Michael Craig-Martin, senior tutor, Goldsmiths'
The success of British art in 1995 is clearly not just a flash in the pan. It should be able to sustain itself, but it needs home support to do that. It has some, but the British always seem to have to attack what's successful. Having said that, I think the whole relationship of the public to art has changed beyond recognition over the past few years. Art is now seen as part of an on-going contemporary culture in a way that theatre, literature and cinema used to be. It was marginal. Now it's central. I wouldn't like to single out any one artist as likely to succeed next year. I think the most interesting thing about the situation is the very fact that it's not focused on one person. Sure, Damien Hirst is now very famous, but he doesn't sum up everything that's going on. There are so many participants - at least 100 people. Just count up the numbers who have participated in the various celebrations of new British art at home and abroad in the past year. Of course, no one can predict what's going to happen. A lot of people thought the whole thing was going to flag. But it's managing to sustain itself and that's partly because there are so many people involved.
James Lingwood of Artangel
Such is the condition of British art now that by the end of 1996 artists will have emerged whom we simply could not have thought of at the moment. British art is developing unusually fast. There will be new co-ordinates on the map next year. But, given that, I think that there will be exciting developments in film and video - with more artists creating personal fictions and private fantasies. I'm looking forward to seeing what Douglas Gordon will do, as well as Georgina Starr and Sarah Lucas.
In the past two years the herd mentality that characterised British art has changed. We have seen individuals mature. Gary Hume, for instance, has reached a level where he is making an important mark internationally. But if you focus the spotlight too much on one particular genre of British art, you run the risk of ignoring or undervaluing other artists who may not particularly fit in. So I'm interested in seeing what Susan Hiller will do next year, and Craigie Horsfield and Tony Bevan.
This is an extremely energetic moment in British culture generally. There are historical parallels - in particular the mid 1960s when the painting scene was focused on the RCA. Some of those artists survived, some didn't.
Georgina Starr, artist
The way I see it, if we are going to keep things going in the way we managed in 1995, we need better writers about art. Better critics. The art critics we have just don't seem to understand or to even try to understand what we're doing. It would be great to get some writers in the national press who write for art magazines - people like Andrew Wilson from Art Monthly and James Roberts from Frieze. I'll also be interested in seeing how many artists will get involved in writing. I think there's going to be more of a crossover. Liam Gillick writes, and he's been around for a long time as an artist as well. He shows abroad, but hasn't really been seen here. I'd like to see a show of his work this year.

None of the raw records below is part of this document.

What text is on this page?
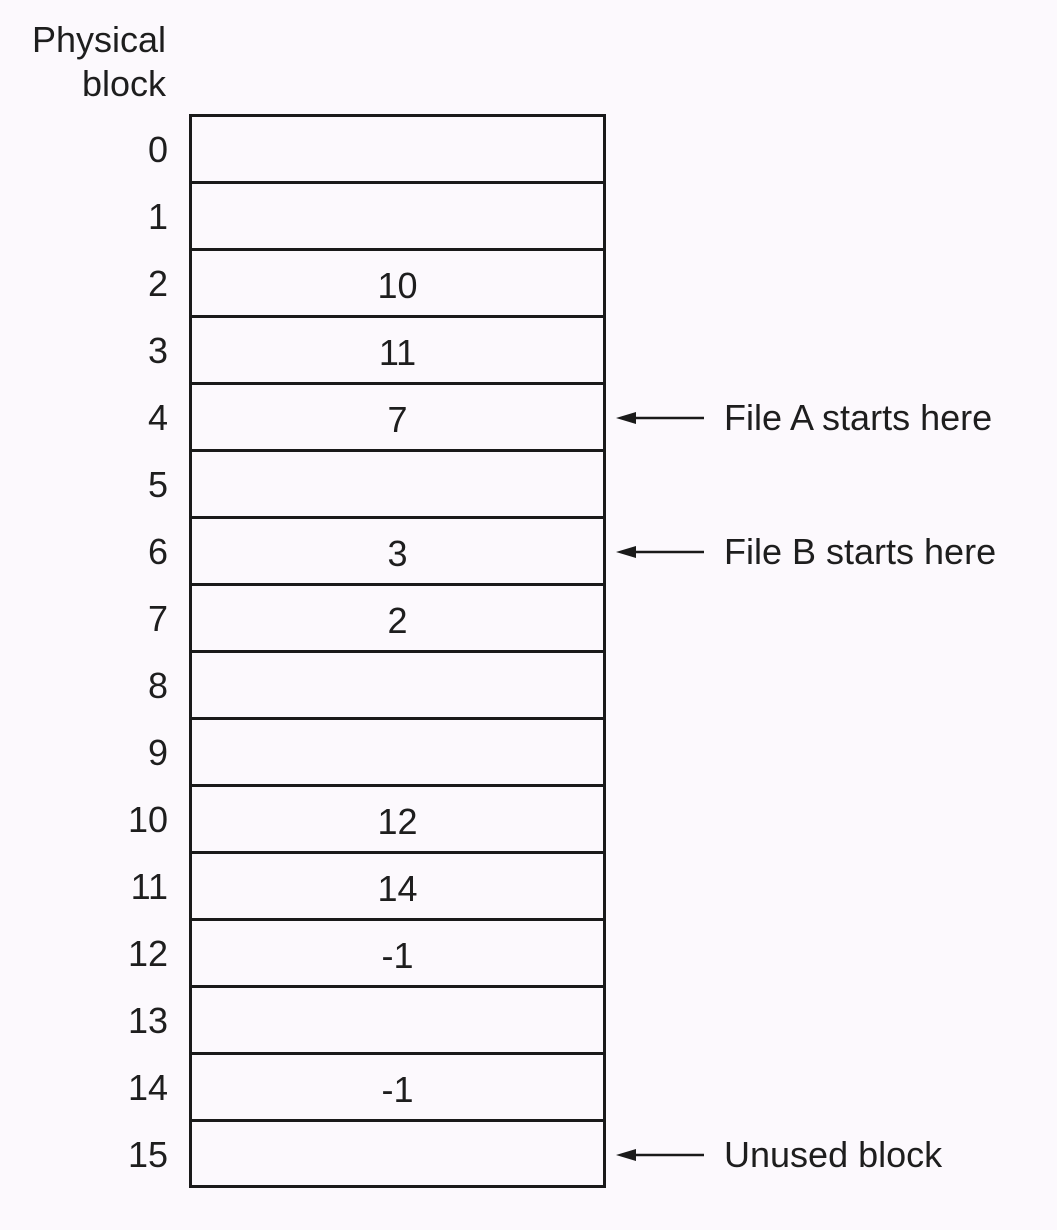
Physical
block
0
1
2
3
4
5
6
7
8
9
10
11
12
13
14
15
10
11
7
3
2
12
14
-1
-1
File A starts here
File B starts here
Unused block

I think there are going to be more solo shows this year and that will be great. Group shows are important, but you can only get a real picture of an artist's work by viewing at least 10 or 12 pieces. It would also be good to see less of the small gallery scene and more branching out into new, even temporary, spaces.
Jake Chapman, artist (shown with his brother Dinos)
There are some really good students in the colleges. But one of the problems of the success of British art in 1995 is that curators will, inevitably, this year still be selecting the same people who represent the "happening London scene", and that's sad. People are still less keen to take a gamble on young artists. Jay Jopling has pointed the way in showing young artists, often in large spaces. I hope other young dealers come up in the same way this year.
I'm curating a show myself this March. It's called "Some of My Best Friends are Geniuses", and it includes the artists I think are the most interesting around at the moment. Some are known and some aren't. There are people like Russell Haswell and Sam Taylor-Wood, who I'm sure will be big this year. Maybe even Damien Hirst will get bigger. He'll become celestial.